I kept an eye on the pig that got tagged second for a day or two. I think her ear was a little tender (what a surprise) because she wouldn’t let me touch it, but there’s no seeping or swelling, so I think she’s OK, and this morning I was able to lift her ear to check the underside before she pulled away from me. I found out after the fact that infection is quite common with tagging, and that there’s yet another gadget you can buy that lets you remove the tag to treat infection if need be. They certainly don’t mention that on the Pig Trace website either.
Further research also elicited the little gem that I should have figured out for myself – ti’s smart to write down the tag numbers somewhere before you tag the pigs, or right when you do it, because they get muddy pretty fast and therefore illegible. Now that my pigs have been wearing their earrings for a couple of days, I can see why. Or rather I can’t see – the numbers have been covered in mud.

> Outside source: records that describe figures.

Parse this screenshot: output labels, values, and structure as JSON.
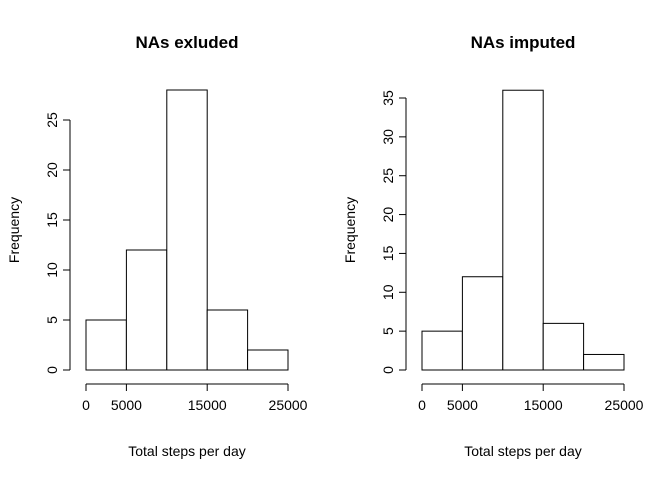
{
  "chart_data": [
    {
      "type": "bar",
      "title": "NAs exluded",
      "xlabel": "Total steps per day",
      "ylabel": "Frequency",
      "bins": [
        [
          0,
          5000
        ],
        [
          5000,
          10000
        ],
        [
          10000,
          15000
        ],
        [
          15000,
          20000
        ],
        [
          20000,
          25000
        ]
      ],
      "values": [
        5,
        12,
        28,
        6,
        2
      ],
      "xticks": [
        0,
        5000,
        15000,
        25000
      ],
      "xtick_labels": [
        "0",
        "5000",
        "15000",
        "25000"
      ],
      "yticks": [
        0,
        5,
        10,
        15,
        20,
        25
      ],
      "ytick_labels": [
        "0",
        "5",
        "10",
        "15",
        "20",
        "25"
      ],
      "xlim": [
        0,
        25000
      ],
      "ylim": [
        0,
        25
      ],
      "grid": false,
      "colors": {
        "bar_fill": "#ffffff",
        "bar_stroke": "#000000"
      }
    },
    {
      "type": "bar",
      "title": "NAs imputed",
      "xlabel": "Total steps per day",
      "ylabel": "Frequency",
      "bins": [
        [
          0,
          5000
        ],
        [
          5000,
          10000
        ],
        [
          10000,
          15000
        ],
        [
          15000,
          20000
        ],
        [
          20000,
          25000
        ]
      ],
      "values": [
        5,
        12,
        36,
        6,
        2
      ],
      "xticks": [
        0,
        5000,
        15000,
        25000
      ],
      "xtick_labels": [
        "0",
        "5000",
        "15000",
        "25000"
      ],
      "yticks": [
        0,
        5,
        10,
        15,
        20,
        25,
        30,
        35
      ],
      "ytick_labels": [
        "0",
        "5",
        "10",
        "15",
        "20",
        "25",
        "30",
        "35"
      ],
      "xlim": [
        0,
        25000
      ],
      "ylim": [
        0,
        35
      ],
      "grid": false,
      "colors": {
        "bar_fill": "#ffffff",
        "bar_stroke": "#000000"
      }
    }
  ]
}
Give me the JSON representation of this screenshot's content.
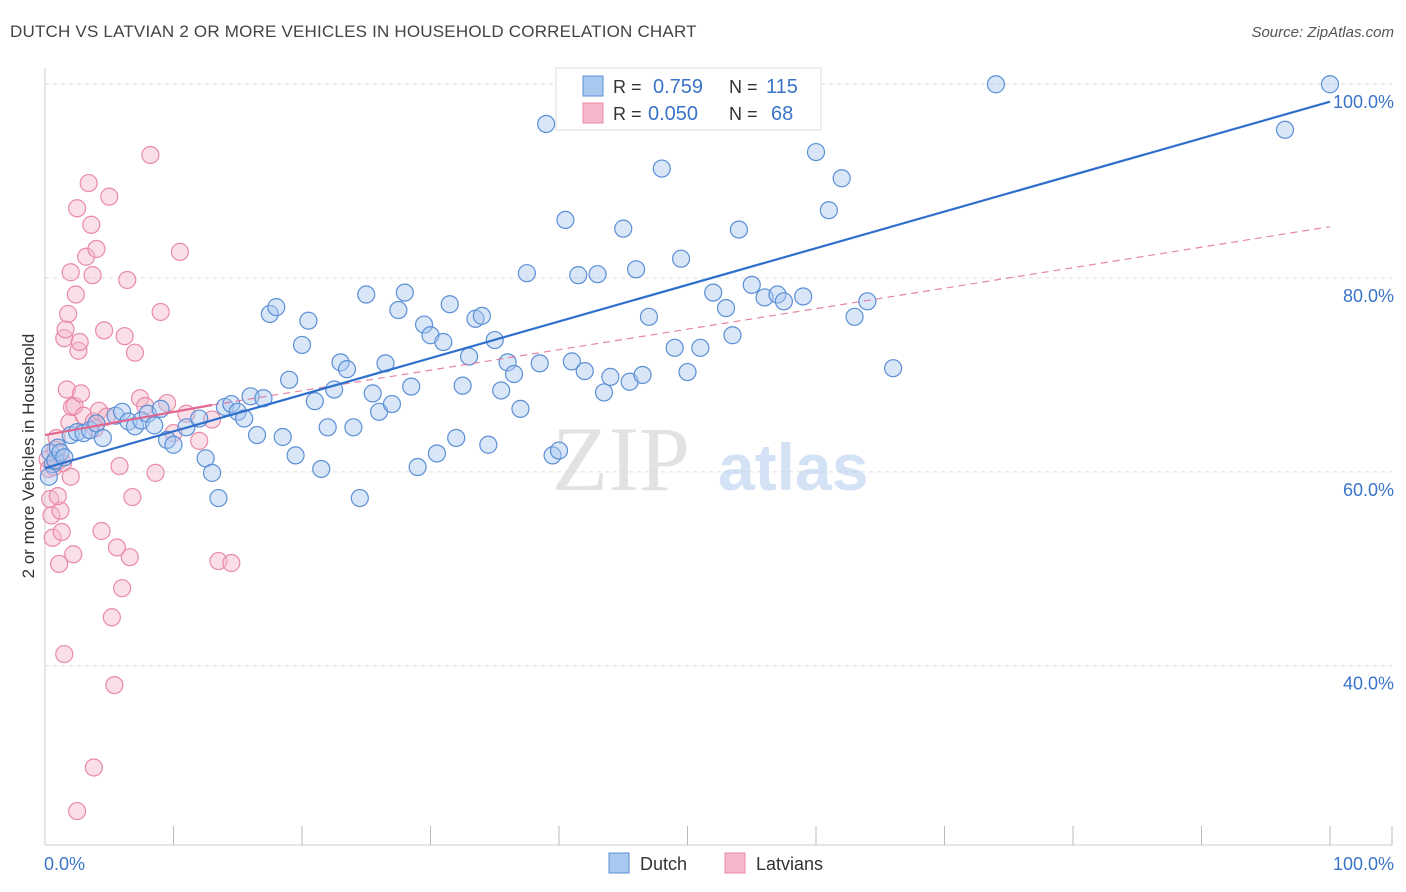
{
  "title": "DUTCH VS LATVIAN 2 OR MORE VEHICLES IN HOUSEHOLD CORRELATION CHART",
  "source": "Source: ZipAtlas.com",
  "watermark": {
    "zip": "ZIP",
    "atlas": "atlas"
  },
  "colors": {
    "dutch_fill": "#a9c8f0",
    "dutch_stroke": "#5b8fd6",
    "dutch_line": "#2f6fcc",
    "latvian_fill": "#f5b8ca",
    "latvian_stroke": "#e98aa8",
    "latvian_line": "#e0668f",
    "value_blue": "#3a74c9"
  },
  "legend_top": {
    "rows": [
      {
        "r_label": "R =",
        "r_value": "0.759",
        "n_label": "N =",
        "n_value": "115"
      },
      {
        "r_label": "R =",
        "r_value": "0.050",
        "n_label": "N =",
        "n_value": "68"
      }
    ]
  },
  "legend_bottom": {
    "items": [
      "Dutch",
      "Latvians"
    ]
  },
  "chart_data": {
    "type": "scatter",
    "title": "DUTCH VS LATVIAN 2 OR MORE VEHICLES IN HOUSEHOLD CORRELATION CHART",
    "xlabel": "",
    "ylabel": "2 or more Vehicles in Household",
    "xlim": [
      0,
      100
    ],
    "ylim": [
      21.5,
      102.5
    ],
    "x_tick_labels": [
      "0.0%",
      "100.0%"
    ],
    "y_ticks": [
      40,
      60,
      80,
      100
    ],
    "y_tick_labels": [
      "40.0%",
      "60.0%",
      "80.0%",
      "100.0%"
    ],
    "grid": true,
    "legend_position": "top-center",
    "series": [
      {
        "name": "Dutch",
        "r": 0.759,
        "n": 115,
        "trend": {
          "x": [
            0,
            100
          ],
          "y": [
            60.4,
            98.2
          ]
        },
        "points": [
          [
            0.4,
            62.0
          ],
          [
            0.6,
            60.8
          ],
          [
            0.8,
            61.2
          ],
          [
            1.0,
            62.5
          ],
          [
            1.2,
            62.0
          ],
          [
            1.5,
            61.5
          ],
          [
            2.0,
            63.8
          ],
          [
            2.5,
            64.1
          ],
          [
            3.0,
            64.0
          ],
          [
            3.5,
            64.3
          ],
          [
            4.0,
            65.0
          ],
          [
            4.5,
            63.5
          ],
          [
            5.5,
            65.8
          ],
          [
            6.0,
            66.2
          ],
          [
            6.5,
            65.2
          ],
          [
            7.0,
            64.7
          ],
          [
            7.5,
            65.3
          ],
          [
            8.0,
            66.0
          ],
          [
            8.5,
            64.8
          ],
          [
            9.0,
            66.5
          ],
          [
            9.5,
            63.3
          ],
          [
            10.0,
            62.8
          ],
          [
            11.0,
            64.6
          ],
          [
            12.0,
            65.5
          ],
          [
            12.5,
            61.4
          ],
          [
            13.0,
            59.9
          ],
          [
            13.5,
            57.3
          ],
          [
            14.0,
            66.7
          ],
          [
            14.5,
            67.0
          ],
          [
            15.0,
            66.2
          ],
          [
            15.5,
            65.5
          ],
          [
            16.0,
            67.8
          ],
          [
            16.5,
            63.8
          ],
          [
            17.0,
            67.6
          ],
          [
            17.5,
            76.3
          ],
          [
            18.0,
            77.0
          ],
          [
            18.5,
            63.6
          ],
          [
            19.0,
            69.5
          ],
          [
            19.5,
            61.7
          ],
          [
            20.0,
            73.1
          ],
          [
            20.5,
            75.6
          ],
          [
            21.0,
            67.3
          ],
          [
            21.5,
            60.3
          ],
          [
            22.0,
            64.6
          ],
          [
            22.5,
            68.5
          ],
          [
            23.0,
            71.3
          ],
          [
            23.5,
            70.6
          ],
          [
            24.0,
            64.6
          ],
          [
            24.5,
            57.3
          ],
          [
            25.0,
            78.3
          ],
          [
            25.5,
            68.1
          ],
          [
            26.0,
            66.2
          ],
          [
            26.5,
            71.2
          ],
          [
            27.0,
            67.0
          ],
          [
            27.5,
            76.7
          ],
          [
            28.0,
            78.5
          ],
          [
            28.5,
            68.8
          ],
          [
            29.0,
            60.5
          ],
          [
            29.5,
            75.2
          ],
          [
            30.0,
            74.1
          ],
          [
            30.5,
            61.9
          ],
          [
            31.0,
            73.4
          ],
          [
            31.5,
            77.3
          ],
          [
            32.0,
            63.5
          ],
          [
            32.5,
            68.9
          ],
          [
            33.0,
            71.9
          ],
          [
            33.5,
            75.8
          ],
          [
            34.0,
            76.1
          ],
          [
            34.5,
            62.8
          ],
          [
            35.0,
            73.6
          ],
          [
            35.5,
            68.4
          ],
          [
            36.0,
            71.3
          ],
          [
            36.5,
            70.1
          ],
          [
            37.0,
            66.5
          ],
          [
            37.5,
            80.5
          ],
          [
            38.5,
            71.2
          ],
          [
            39.0,
            95.9
          ],
          [
            39.5,
            61.7
          ],
          [
            40.0,
            62.2
          ],
          [
            40.5,
            86.0
          ],
          [
            41.0,
            71.4
          ],
          [
            41.5,
            80.3
          ],
          [
            42.0,
            70.4
          ],
          [
            43.0,
            80.4
          ],
          [
            43.5,
            68.2
          ],
          [
            44.0,
            69.8
          ],
          [
            45.0,
            85.1
          ],
          [
            45.5,
            69.3
          ],
          [
            46.0,
            80.9
          ],
          [
            46.5,
            70.0
          ],
          [
            47.0,
            76.0
          ],
          [
            48.0,
            91.3
          ],
          [
            49.0,
            72.8
          ],
          [
            49.5,
            82.0
          ],
          [
            50.0,
            70.3
          ],
          [
            51.0,
            72.8
          ],
          [
            52.0,
            78.5
          ],
          [
            53.0,
            76.9
          ],
          [
            53.5,
            74.1
          ],
          [
            54.0,
            85.0
          ],
          [
            55.0,
            79.3
          ],
          [
            56.0,
            78.0
          ],
          [
            57.0,
            78.3
          ],
          [
            57.5,
            77.6
          ],
          [
            59.0,
            78.1
          ],
          [
            60.0,
            93.0
          ],
          [
            61.0,
            87.0
          ],
          [
            62.0,
            90.3
          ],
          [
            63.0,
            76.0
          ],
          [
            64.0,
            77.6
          ],
          [
            66.0,
            70.7
          ],
          [
            74.0,
            100.0
          ],
          [
            96.5,
            95.3
          ],
          [
            100.0,
            100.0
          ],
          [
            0.3,
            59.5
          ]
        ]
      },
      {
        "name": "Latvians",
        "r": 0.05,
        "n": 68,
        "trend_solid": {
          "x": [
            0,
            13
          ],
          "y": [
            63.8,
            66.9
          ]
        },
        "trend_dashed": {
          "x": [
            13,
            100
          ],
          "y": [
            66.9,
            85.3
          ]
        },
        "points": [
          [
            0.2,
            61.3
          ],
          [
            0.3,
            60.3
          ],
          [
            0.4,
            57.2
          ],
          [
            0.5,
            55.5
          ],
          [
            0.6,
            53.2
          ],
          [
            0.7,
            60.5
          ],
          [
            0.8,
            62.3
          ],
          [
            0.9,
            63.5
          ],
          [
            1.0,
            61.1
          ],
          [
            1.1,
            50.5
          ],
          [
            1.2,
            56.0
          ],
          [
            1.3,
            53.8
          ],
          [
            1.4,
            60.9
          ],
          [
            1.5,
            73.8
          ],
          [
            1.6,
            74.7
          ],
          [
            1.7,
            68.5
          ],
          [
            1.8,
            76.3
          ],
          [
            1.9,
            65.1
          ],
          [
            2.0,
            80.6
          ],
          [
            2.1,
            66.7
          ],
          [
            2.2,
            51.5
          ],
          [
            2.3,
            66.8
          ],
          [
            2.4,
            78.3
          ],
          [
            2.5,
            87.2
          ],
          [
            2.6,
            72.5
          ],
          [
            2.7,
            73.4
          ],
          [
            2.8,
            68.1
          ],
          [
            3.0,
            65.8
          ],
          [
            3.2,
            82.2
          ],
          [
            3.4,
            89.8
          ],
          [
            3.6,
            85.5
          ],
          [
            3.7,
            80.3
          ],
          [
            3.8,
            65.2
          ],
          [
            3.9,
            64.5
          ],
          [
            4.0,
            83.0
          ],
          [
            4.2,
            66.3
          ],
          [
            4.4,
            53.9
          ],
          [
            4.6,
            74.6
          ],
          [
            4.8,
            65.7
          ],
          [
            5.0,
            88.4
          ],
          [
            5.2,
            45.0
          ],
          [
            5.4,
            38.0
          ],
          [
            5.6,
            52.2
          ],
          [
            5.8,
            60.6
          ],
          [
            6.0,
            48.0
          ],
          [
            6.2,
            74.0
          ],
          [
            6.4,
            79.8
          ],
          [
            6.6,
            51.2
          ],
          [
            6.8,
            57.4
          ],
          [
            7.0,
            72.3
          ],
          [
            7.4,
            67.6
          ],
          [
            7.8,
            66.8
          ],
          [
            8.2,
            92.7
          ],
          [
            8.6,
            59.9
          ],
          [
            9.0,
            76.5
          ],
          [
            9.5,
            67.1
          ],
          [
            10.0,
            64.0
          ],
          [
            10.5,
            82.7
          ],
          [
            11.0,
            66.0
          ],
          [
            12.0,
            63.2
          ],
          [
            13.0,
            65.4
          ],
          [
            13.5,
            50.8
          ],
          [
            14.5,
            50.6
          ],
          [
            1.5,
            41.2
          ],
          [
            3.8,
            29.5
          ],
          [
            2.5,
            25.0
          ],
          [
            1.0,
            57.5
          ],
          [
            2.0,
            59.5
          ]
        ]
      }
    ]
  }
}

The young chickens got some jewellery this weekend too – and seem to be keeping theirs much cleaner than the pigs. A partial solution to my flawed plan to keep track of the different generations of chickens in my layer flock involves coloured leg rings. I was a little daunted by ringing the main flock (50 birds) so we decided to ring the young birds – only 9. Younger daughter and I whipped through that task just after dusk when the birds were sleepy and were done in 5 minutes. No website, no video, no infection risks, no adrenaline surge (at least for us, maybe for the birds).
So, anklets and earrings – the youngsters are growing up.